La suspension des fonds de l’UNRWA sert l’objectif d’Israël d’éliminer l’agence, sa stratégie plus large de militarisation de l’aide humanitaire et contribue également au génocide dans la bande de Gaza. Ainsi, les États qui ont pris ces décisions s’impliquent davantage dans le génocide israélien des Palestiniens.

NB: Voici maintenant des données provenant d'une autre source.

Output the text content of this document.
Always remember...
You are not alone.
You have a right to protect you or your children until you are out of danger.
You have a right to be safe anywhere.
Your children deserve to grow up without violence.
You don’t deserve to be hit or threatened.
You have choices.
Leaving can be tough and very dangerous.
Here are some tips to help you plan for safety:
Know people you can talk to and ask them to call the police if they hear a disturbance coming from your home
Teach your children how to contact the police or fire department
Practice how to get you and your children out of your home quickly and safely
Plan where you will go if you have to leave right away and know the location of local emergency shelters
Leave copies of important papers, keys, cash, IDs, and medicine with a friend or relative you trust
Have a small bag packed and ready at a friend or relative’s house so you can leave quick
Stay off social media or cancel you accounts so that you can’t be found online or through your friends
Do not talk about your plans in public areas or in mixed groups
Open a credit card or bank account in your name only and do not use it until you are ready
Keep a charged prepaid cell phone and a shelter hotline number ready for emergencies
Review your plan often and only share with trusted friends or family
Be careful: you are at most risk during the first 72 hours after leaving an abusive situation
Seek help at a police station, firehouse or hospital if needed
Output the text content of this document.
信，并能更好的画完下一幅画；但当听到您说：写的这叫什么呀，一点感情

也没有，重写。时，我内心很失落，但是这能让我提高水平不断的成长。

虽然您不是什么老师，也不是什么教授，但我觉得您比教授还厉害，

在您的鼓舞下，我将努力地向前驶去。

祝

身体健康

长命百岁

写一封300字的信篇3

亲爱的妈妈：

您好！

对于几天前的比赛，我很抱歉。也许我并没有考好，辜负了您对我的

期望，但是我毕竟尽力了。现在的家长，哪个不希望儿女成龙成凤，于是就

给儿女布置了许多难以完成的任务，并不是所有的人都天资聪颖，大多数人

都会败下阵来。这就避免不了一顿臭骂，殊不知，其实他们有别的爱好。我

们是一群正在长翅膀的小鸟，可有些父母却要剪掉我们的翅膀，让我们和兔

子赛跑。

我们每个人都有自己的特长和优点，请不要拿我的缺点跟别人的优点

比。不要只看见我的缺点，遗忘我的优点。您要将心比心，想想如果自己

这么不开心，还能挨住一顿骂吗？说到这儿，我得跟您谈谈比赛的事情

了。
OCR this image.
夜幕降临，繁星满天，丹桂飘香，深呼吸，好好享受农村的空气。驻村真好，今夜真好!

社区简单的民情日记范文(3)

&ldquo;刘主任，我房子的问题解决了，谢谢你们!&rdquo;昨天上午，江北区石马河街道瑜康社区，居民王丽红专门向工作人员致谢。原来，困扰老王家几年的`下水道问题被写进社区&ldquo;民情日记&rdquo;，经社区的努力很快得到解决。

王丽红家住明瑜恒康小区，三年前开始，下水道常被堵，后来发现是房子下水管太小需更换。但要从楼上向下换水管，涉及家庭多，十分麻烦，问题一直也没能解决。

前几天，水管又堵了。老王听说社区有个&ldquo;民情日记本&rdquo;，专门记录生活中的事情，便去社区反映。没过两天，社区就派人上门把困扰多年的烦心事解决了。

Afin de s’assurer que les plus de 2 millions de Palestiniens de la bande de Gaza reçoivent l’aide et l’assistance vitales auxquelles ils ont droit, Badil demande :
– Aux États et à l’ONU d’augmenter immédiatement leurs contributions à l’UNRWA pendant cette période où la vie est menacée, afin de remplir leur obligation de prévenir le génocide ;
– Aux entreprises privées et aux particuliers de verser et/ou d’augmenter leurs contributions à l’UNRWA afin de combler le déficit financier actuel résultant des décisions des États de suspendre leur financement ;
– Au Secrétaire général des Nations unies de demander urgemment à l’Assemblée générale des Nations unies d’adopter une résolution relative à un fonds d’urgence pour l’UNRWA ;
– A l’ONU de prendre des mesures stratégiques et à long terme pour modifier le mécanisme de financement de l’UNRWA, de volontaire à obligatoire pour les États membres, afin de libérer l’UNRWA du chantage politique des États coloniaux.